Moreover, every little Catholic boy believed that those pennies collected by the nuns eventually ended up helping lepers. We had seen the black and white pictures, and that was enough to strike fear and childlike generosity into the heart.
As the nun spoke, my mind was watching the one leper leave the others and double back to thank Jesus. I wondered what he looked like before and after. Those black and white pictures were changing before my eyes.
The scene grows in wonder as Jesus asks, “But the nine—where are they? Was no one found who returned to give glory to God, except this foreigner?”
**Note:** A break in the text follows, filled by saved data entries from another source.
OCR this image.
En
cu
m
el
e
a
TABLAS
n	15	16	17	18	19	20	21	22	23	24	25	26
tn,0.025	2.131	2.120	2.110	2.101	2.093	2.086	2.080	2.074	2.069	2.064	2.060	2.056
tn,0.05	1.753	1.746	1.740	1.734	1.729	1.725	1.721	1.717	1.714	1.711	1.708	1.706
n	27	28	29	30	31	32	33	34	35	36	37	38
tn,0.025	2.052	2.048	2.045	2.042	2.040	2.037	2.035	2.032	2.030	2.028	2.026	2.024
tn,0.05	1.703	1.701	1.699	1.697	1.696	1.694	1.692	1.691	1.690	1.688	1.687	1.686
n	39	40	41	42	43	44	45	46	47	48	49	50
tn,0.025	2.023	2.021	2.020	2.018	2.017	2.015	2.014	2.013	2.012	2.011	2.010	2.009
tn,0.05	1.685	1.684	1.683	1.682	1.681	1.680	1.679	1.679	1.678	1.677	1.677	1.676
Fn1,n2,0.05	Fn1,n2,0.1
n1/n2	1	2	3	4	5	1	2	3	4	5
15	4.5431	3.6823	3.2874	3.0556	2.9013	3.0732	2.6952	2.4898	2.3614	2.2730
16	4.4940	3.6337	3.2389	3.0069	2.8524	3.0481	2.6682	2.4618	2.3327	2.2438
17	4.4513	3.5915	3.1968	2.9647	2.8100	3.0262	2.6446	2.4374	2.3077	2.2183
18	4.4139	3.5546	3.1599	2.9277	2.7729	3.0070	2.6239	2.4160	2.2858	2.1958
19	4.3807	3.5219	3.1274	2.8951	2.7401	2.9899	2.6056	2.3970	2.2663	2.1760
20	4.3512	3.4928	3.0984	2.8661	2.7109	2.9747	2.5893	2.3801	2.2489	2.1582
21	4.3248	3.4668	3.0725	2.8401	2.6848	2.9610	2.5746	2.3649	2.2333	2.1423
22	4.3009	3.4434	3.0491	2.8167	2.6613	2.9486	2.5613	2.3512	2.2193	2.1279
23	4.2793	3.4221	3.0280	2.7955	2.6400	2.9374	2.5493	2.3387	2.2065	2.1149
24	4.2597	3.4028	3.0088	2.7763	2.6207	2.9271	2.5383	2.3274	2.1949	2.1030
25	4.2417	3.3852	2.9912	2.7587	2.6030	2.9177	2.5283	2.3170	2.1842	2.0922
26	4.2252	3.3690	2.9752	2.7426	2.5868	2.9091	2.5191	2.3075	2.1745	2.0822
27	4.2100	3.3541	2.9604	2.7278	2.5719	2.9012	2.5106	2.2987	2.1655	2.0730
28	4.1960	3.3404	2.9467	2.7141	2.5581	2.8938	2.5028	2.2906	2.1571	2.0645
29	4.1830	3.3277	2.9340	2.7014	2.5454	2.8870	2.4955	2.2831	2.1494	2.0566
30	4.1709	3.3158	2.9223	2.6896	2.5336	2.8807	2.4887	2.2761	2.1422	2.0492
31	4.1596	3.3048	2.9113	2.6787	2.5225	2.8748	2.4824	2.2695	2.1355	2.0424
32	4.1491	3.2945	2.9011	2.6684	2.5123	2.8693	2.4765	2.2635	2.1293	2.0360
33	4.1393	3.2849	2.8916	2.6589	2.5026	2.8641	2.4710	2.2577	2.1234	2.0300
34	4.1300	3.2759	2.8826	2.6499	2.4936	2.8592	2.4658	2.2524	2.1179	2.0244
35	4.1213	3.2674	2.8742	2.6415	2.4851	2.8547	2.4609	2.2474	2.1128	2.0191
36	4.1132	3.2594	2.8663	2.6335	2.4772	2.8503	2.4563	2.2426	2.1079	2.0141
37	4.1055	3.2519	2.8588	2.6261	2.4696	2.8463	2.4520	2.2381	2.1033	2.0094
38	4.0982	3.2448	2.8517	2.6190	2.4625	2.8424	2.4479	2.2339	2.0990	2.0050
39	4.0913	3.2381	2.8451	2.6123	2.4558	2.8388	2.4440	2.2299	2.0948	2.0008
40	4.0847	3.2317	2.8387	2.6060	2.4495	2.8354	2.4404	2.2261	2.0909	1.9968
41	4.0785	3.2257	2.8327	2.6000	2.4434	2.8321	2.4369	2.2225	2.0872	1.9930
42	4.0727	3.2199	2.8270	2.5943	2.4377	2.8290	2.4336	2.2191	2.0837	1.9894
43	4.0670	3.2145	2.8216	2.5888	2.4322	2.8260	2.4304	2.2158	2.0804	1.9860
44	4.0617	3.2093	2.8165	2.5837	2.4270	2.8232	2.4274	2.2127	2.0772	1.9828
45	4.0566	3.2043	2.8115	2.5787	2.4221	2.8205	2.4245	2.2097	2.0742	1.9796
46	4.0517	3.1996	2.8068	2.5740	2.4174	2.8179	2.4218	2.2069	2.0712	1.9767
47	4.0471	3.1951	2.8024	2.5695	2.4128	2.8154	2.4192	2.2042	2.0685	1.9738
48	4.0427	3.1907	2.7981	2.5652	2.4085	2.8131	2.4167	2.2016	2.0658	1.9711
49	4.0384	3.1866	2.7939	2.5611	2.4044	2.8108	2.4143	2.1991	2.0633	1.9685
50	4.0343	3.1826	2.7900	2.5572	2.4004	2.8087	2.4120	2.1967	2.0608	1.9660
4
If anyone should have been running to give glory to God, it should have been the nine Jews. God had restored their health and their lives.
Ironies abound in life. While leprous these nine Jews didn’t have a problem standing with this their Samaritan counterpart. However, now restored and “back in the gates,” they would not have acknowledged even having been in his presence.
Our level of gratitude is in direct proportion to the amount of glory we give God.
Praise God that we have been cleansed by the blood of Christ.